A descontinuidade é um dos males do Estado que mais precisamos combater. No campo da cultura, que conheço mais de perto, ela é um inibidor do crescimento, uma erva daninha que bloqueia florescimentos ano a ano, incessantemente, sem recuo. Mas o encosto da descontinuidade está em todo canto, à espreita, prestes a agir, e pior: sempre atuante.
As formas mais nefastas da ação política precisam ser enfrentadas com vigor. Precisamos construir pequenas vitórias, em períodos razoáveis, para ir ampliando o horizonte da esperança.
Além da crise financeira, nos ameaça muito fortemente uma crise humanitária, com a violência fazendo um estrago cotidiano, vasto e ao mesmo tempo escamoteado, mas também visível a todos, sentido, em contato direto com nossos corpos, afetando nossas posturas, humores e emoções.
É importante atentar para a necessidade de que a violência que atinge a todos não nos cegue para o fato de que ela mesma é também desigual, terrivelmente desigual. Vivemos em um apartheid dichavado e maquiado, mas apenas em suas aparições midiáticas ou político-discursivas, porque é também um apartheid ostensivo e imageticamente vibrante.
Uma parcela da sociedade possui menos direitos, sofre mais brutalmente com a mão armada do estado e sofre mais tenazmente com a precariedade da ação pública em todos os níveis.
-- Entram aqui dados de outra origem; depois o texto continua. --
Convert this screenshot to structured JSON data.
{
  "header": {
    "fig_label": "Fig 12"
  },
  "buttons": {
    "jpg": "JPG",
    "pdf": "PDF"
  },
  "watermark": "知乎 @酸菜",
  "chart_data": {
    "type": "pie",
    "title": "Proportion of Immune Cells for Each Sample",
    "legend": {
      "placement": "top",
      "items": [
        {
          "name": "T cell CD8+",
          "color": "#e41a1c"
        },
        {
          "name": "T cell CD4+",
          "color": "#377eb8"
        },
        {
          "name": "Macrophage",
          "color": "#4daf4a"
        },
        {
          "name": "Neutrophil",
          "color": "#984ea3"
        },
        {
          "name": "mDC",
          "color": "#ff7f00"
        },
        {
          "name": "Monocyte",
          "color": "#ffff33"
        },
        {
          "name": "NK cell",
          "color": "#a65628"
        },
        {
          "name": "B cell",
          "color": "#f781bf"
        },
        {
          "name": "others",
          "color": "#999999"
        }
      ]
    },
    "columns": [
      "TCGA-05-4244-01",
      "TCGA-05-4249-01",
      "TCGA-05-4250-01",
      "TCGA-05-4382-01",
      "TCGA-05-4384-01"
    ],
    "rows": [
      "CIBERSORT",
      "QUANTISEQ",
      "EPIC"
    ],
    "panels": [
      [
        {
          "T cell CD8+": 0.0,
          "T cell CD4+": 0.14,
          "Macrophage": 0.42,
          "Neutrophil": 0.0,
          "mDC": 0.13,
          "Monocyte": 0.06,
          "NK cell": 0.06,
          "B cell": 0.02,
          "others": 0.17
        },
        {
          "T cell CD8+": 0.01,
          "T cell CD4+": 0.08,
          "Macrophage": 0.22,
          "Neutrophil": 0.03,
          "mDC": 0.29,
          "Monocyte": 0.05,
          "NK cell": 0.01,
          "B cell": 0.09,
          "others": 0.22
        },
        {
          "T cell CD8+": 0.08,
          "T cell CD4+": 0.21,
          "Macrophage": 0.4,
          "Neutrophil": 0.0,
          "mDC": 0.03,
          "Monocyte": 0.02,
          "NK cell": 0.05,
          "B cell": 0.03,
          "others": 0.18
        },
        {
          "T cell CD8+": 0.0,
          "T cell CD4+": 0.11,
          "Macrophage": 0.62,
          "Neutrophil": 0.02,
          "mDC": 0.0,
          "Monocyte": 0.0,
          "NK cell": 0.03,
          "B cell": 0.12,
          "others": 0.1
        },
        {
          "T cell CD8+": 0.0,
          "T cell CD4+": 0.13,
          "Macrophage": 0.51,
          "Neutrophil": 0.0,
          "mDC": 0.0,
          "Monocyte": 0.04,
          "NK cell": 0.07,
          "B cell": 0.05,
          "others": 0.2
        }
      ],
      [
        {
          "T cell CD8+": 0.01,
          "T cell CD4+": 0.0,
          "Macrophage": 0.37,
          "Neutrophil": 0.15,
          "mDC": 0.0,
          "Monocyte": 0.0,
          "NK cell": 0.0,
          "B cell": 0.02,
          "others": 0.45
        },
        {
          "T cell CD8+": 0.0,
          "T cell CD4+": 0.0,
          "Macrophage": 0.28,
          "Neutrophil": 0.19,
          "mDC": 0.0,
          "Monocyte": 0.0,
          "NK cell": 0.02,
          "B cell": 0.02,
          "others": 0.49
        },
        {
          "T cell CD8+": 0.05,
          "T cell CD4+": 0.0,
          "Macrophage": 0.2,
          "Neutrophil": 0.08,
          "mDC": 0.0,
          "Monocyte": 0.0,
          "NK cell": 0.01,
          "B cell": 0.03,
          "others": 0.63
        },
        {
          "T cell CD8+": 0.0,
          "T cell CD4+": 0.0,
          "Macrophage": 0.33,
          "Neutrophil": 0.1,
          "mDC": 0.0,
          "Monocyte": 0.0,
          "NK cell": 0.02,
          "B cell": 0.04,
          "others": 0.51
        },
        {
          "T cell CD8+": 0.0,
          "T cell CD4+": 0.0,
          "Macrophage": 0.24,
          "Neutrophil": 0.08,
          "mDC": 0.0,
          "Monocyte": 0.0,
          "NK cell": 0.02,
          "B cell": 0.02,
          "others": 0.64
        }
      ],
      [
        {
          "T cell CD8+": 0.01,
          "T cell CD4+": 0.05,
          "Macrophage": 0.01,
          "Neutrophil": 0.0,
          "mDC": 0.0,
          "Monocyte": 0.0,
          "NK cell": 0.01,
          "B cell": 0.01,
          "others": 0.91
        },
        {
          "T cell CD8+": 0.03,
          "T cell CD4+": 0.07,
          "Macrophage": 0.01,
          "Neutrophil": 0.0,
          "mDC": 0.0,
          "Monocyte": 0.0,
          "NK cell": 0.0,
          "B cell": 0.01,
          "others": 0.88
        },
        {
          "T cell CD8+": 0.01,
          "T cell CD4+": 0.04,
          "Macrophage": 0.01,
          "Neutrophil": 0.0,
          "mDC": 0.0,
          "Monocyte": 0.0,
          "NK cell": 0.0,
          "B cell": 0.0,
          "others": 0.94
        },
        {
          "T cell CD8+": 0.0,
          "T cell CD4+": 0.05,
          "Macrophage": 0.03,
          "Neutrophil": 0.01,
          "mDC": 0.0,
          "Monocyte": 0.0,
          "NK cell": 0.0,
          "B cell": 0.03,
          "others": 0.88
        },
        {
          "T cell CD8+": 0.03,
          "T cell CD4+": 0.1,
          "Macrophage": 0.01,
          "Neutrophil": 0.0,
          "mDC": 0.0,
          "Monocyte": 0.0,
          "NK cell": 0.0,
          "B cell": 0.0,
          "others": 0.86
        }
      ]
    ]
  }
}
É uma exclusão de milhões, uma perversidade naturalizada que não posso precisar o quanto temos minimizado ou fomentado.
Acho que o fim do apartheid carioca deveria ser nossa luta mais urgente, diária, na qual o nosso engajamento se mostre mais forte, dados a urgência, o risco da morte, a inviabilização de famílias, a arbitrariedade em seu lado mais medonho, traumatizante, desestabilizador e destrutivo.
Sob o caldo cultural do racismo, do preconceito, da estigmatização e da desigualdade feroz, construímos uma sociedade que deveria nos envergonhar, que deveria atingir em cheio o nosso orgulho humano e nos fazer refletir e tatear insistentemente por uma reinvenção. A reinvenção social deveria ser o nosso mais potente tesão. Abandonar hábitos, recriar posturas, rever relações, circular para ser impactado pelo outro, de coração aberto, com a escuta hipersensível dos que tem ânsia de aprendizado e humildade.
“Apartheid” e “guerra” deveriam ser palavras mais presentes em nosso discurso do que “crise”. Porque talvez muitos não percebam, mas ao focarmos apenas no enfrentamento da crise, poderemos ao mesmo tempo abrir o flanco para a ascensão irresistível destas duas outras variáveis. Nosso objetivo pode ser estancar a sangria, mas nossa realização pode ser abrir a jugular.
Precisamos ser os grandes sábios da prioridade. Ou a destruição será ainda mais ampla.